How Technology Will Create A Safer Healthcare System

It’s one of those great conundrums. Despite medicine being a highly intellectual field often at the cutting edge of science, we all too often remain near the bottom in terms of our information technology use. Maybe it’s the culture of medicine, a view that one should master everything and do everything despite knowing that this is an impossible goal? Maybe it’s lagging on the part of administration who may not understand the potential role of technology in the daily workflow of their physicians? Or maybe it’s just that we as a profession have never sat down and tried to understand what we’re missing, what we can do, and where we should go with the incorporation of informatics technology?

I choose to believe it is largely the last of these: that we as a profession have not yet began to put proper thought and action to purpose in terms of intelligently using technology to augment our abilities as clinicians.

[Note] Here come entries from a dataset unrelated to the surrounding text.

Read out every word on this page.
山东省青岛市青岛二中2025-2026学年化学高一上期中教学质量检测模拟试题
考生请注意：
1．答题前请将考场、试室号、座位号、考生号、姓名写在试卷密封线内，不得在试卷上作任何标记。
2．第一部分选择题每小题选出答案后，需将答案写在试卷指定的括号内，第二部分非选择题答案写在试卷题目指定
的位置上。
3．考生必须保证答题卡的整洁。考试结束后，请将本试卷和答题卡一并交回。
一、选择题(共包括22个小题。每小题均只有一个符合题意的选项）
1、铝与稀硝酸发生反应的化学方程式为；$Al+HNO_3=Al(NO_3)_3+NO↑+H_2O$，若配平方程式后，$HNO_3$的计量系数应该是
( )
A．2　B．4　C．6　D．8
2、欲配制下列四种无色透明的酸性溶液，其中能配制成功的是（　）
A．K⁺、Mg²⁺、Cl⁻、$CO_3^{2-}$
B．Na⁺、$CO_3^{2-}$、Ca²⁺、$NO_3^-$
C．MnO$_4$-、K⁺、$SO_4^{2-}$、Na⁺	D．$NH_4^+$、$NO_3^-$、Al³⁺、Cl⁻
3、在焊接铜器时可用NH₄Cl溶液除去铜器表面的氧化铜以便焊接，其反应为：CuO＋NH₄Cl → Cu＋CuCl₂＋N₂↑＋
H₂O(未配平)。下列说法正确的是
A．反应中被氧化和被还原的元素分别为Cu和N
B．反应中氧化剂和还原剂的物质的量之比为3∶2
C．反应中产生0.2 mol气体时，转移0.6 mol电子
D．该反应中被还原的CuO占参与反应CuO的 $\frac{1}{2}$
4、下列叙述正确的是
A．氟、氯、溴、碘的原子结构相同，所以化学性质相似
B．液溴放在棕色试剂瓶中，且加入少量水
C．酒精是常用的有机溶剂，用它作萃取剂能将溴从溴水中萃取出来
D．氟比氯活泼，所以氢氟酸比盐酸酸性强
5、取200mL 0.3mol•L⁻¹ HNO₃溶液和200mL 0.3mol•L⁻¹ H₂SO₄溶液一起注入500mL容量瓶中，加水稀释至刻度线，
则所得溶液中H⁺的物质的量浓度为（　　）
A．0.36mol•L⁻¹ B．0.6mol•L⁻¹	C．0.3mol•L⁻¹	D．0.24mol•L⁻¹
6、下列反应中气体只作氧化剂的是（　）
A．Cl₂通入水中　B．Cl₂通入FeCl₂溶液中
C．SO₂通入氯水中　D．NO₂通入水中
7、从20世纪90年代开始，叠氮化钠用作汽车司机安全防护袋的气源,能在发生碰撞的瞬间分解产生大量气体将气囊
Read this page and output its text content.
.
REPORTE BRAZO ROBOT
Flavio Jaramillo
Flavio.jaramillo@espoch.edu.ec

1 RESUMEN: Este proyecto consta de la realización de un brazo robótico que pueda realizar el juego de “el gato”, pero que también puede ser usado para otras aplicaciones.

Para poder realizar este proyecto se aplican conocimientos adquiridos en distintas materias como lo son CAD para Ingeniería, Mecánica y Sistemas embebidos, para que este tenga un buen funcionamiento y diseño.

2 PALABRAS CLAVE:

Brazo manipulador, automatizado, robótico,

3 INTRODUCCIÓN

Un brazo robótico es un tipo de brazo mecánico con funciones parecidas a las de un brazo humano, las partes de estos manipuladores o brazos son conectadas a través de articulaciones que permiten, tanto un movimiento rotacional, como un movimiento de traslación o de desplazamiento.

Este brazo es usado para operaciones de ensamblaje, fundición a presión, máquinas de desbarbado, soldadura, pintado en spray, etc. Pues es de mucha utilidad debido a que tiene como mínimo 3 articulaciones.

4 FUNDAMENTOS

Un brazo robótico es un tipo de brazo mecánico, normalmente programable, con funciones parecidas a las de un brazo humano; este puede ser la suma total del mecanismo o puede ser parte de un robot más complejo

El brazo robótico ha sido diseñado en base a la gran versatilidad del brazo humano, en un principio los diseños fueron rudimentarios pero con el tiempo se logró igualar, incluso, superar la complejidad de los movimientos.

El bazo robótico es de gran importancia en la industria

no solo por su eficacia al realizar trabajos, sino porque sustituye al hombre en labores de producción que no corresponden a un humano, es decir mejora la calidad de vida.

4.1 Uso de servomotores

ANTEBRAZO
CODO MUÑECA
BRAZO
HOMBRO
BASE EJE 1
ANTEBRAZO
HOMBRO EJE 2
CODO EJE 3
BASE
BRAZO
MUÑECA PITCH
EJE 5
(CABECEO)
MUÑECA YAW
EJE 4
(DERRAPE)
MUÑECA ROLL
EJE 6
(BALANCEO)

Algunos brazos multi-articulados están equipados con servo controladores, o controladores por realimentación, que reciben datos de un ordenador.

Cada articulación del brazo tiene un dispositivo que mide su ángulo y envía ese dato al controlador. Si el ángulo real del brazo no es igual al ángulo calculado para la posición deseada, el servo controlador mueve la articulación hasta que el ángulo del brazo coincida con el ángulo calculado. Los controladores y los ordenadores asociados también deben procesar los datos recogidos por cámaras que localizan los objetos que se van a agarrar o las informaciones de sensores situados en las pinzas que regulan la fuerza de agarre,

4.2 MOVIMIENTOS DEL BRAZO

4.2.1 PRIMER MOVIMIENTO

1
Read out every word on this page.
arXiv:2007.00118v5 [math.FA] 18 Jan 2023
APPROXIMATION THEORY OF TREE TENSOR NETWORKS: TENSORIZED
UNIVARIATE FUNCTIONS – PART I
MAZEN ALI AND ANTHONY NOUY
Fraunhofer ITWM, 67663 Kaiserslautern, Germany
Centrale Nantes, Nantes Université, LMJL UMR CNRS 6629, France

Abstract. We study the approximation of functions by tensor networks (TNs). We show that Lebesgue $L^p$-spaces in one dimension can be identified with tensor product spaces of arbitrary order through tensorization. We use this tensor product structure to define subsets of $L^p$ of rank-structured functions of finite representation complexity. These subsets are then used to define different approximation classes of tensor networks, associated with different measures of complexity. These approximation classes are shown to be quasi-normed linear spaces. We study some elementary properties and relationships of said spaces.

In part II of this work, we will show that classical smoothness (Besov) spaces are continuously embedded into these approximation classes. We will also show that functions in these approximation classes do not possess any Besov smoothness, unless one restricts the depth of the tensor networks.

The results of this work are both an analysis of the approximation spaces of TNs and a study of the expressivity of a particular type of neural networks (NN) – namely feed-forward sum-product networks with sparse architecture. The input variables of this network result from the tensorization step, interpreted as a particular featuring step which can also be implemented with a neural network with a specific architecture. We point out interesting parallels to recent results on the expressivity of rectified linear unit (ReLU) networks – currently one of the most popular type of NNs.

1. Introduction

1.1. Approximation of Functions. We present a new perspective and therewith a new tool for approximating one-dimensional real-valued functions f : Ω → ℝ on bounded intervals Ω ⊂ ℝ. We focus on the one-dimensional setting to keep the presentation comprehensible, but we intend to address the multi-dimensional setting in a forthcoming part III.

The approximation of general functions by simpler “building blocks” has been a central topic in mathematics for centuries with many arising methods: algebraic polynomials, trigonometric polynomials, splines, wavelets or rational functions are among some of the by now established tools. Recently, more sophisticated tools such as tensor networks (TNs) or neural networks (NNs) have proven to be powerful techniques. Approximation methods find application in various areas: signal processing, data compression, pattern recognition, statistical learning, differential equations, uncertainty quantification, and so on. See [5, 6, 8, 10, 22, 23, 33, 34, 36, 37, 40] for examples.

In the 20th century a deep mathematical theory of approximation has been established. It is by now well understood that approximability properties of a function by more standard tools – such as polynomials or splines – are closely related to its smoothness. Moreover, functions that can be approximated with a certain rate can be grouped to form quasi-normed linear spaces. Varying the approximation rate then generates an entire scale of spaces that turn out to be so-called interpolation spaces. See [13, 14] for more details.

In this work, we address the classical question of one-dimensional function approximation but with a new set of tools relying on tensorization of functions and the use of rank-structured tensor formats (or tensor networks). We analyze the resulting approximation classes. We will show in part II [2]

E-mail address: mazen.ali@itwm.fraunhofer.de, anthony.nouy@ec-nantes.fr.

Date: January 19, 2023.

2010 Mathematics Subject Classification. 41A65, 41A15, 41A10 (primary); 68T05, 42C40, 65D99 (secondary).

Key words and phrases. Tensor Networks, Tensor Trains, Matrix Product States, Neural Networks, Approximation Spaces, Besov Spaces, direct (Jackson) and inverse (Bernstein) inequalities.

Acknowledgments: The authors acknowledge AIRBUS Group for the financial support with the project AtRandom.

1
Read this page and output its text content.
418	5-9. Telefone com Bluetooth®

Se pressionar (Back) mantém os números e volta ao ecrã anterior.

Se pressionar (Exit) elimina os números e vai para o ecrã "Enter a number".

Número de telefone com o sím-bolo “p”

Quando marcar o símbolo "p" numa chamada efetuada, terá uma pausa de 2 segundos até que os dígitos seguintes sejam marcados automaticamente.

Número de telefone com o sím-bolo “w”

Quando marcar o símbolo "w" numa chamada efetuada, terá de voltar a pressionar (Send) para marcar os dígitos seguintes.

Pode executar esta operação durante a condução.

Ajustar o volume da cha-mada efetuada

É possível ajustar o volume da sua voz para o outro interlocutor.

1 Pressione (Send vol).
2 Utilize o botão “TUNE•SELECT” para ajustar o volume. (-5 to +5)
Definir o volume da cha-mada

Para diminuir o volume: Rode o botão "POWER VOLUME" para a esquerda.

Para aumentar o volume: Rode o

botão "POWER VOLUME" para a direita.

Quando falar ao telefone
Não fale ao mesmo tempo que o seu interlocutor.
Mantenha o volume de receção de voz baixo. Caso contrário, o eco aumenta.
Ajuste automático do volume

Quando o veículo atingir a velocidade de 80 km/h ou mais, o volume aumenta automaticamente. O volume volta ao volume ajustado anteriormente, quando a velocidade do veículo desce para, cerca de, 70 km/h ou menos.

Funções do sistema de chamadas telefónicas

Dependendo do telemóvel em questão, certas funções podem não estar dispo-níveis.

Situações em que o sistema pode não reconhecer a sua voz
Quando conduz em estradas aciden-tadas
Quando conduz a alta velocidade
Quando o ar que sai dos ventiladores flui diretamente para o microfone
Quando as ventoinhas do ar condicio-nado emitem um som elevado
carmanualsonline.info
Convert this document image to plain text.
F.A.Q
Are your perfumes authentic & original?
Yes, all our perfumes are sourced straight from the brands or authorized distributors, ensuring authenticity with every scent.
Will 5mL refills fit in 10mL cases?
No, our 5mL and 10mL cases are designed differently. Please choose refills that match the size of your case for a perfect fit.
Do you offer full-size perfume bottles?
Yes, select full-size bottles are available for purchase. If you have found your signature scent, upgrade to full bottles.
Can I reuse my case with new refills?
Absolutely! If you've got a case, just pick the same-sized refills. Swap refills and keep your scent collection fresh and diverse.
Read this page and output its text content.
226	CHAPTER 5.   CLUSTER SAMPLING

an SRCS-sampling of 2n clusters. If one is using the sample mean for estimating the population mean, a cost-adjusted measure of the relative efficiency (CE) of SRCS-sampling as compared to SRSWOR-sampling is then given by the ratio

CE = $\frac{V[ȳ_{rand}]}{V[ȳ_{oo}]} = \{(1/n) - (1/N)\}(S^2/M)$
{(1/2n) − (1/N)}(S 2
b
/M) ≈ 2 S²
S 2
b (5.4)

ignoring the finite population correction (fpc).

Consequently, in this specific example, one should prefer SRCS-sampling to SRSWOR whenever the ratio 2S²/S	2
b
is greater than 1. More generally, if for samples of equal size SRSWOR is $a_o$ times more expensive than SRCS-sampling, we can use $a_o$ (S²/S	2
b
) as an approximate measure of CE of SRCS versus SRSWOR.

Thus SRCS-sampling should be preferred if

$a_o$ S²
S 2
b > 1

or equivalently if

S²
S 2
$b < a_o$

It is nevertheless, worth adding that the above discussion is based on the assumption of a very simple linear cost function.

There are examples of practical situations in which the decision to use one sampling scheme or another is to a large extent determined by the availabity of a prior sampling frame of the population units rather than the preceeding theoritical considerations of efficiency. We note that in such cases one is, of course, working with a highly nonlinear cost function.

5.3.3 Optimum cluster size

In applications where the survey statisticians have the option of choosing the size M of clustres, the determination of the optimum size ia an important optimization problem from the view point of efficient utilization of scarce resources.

Think about this scenario: You are on the wards covering 16 patients. Most of your patients are receiving multiple medications – anti-hypertensives, antibiotics, etc. – and let’s say one of them was getting a transfusion overnight as often happens. The team notices that patient begins having trouble breathing and chooses to administer a dose of Lasix which causes resolution of the problem. However, this same patient has a reaction to Lasix and develops allergic interstitial nephritis, which manifests with increased creatinine and reduced GFR on the next set of labs.

Now, let’s say the team notices this and starts treatment with steroids. The team then begins following kidney function and continuing treatment all the while also trying to care for the other 15 patients. And in the pressure to see everyone, follow-up on everything, and complete the documentation required each day, the team responsible for this patient forgets one thing: this patient was receiving medications that require renal adjustment prior to the renal insult. And those medications are now likely no longer appropriate for the patient’s renal function.

This is not an outlandish scenario. In fact, 1 out of every 10 medications given in hospital are either the wrong medication or the wrong dosage.

So, how could this have been caught and prevented? As you may have guessed, informatics.

What if we had an intelligent computer software system that did things like constantly monitor patient labs, check for guideline adherence, and monitor medications? This system would have easily caught the problem. It could, each time labs are drawn, calculate a GFR and then run that value against the dosing of the patient’s medications. Medications overdosed would then be automatically held and flagged for review by the physician with an order for a recommended dosage placed in the system pending approval. The system would then send an alert to the doctor’s cell phone notifying him/her of the flag so that action could be taken.

This is but one example, but it’s not hard to see the role. Given the will, I could easily type out dozens more example of where technology would play a crucial role in patient care and in creating a safer system. Not only would it create a safer system, but it would help take the burden off doctors who are already overly stressed and pressured for time in today’s strained care environment.

The best thing of all about this story is that the technology exists. Nothing I have listed here would be beyond the programming abilities of an undergraduate computer science student.

We have the technology. We have the resources. We have the intelligence to design these systems.

Now all we need is the will of creation and implementation.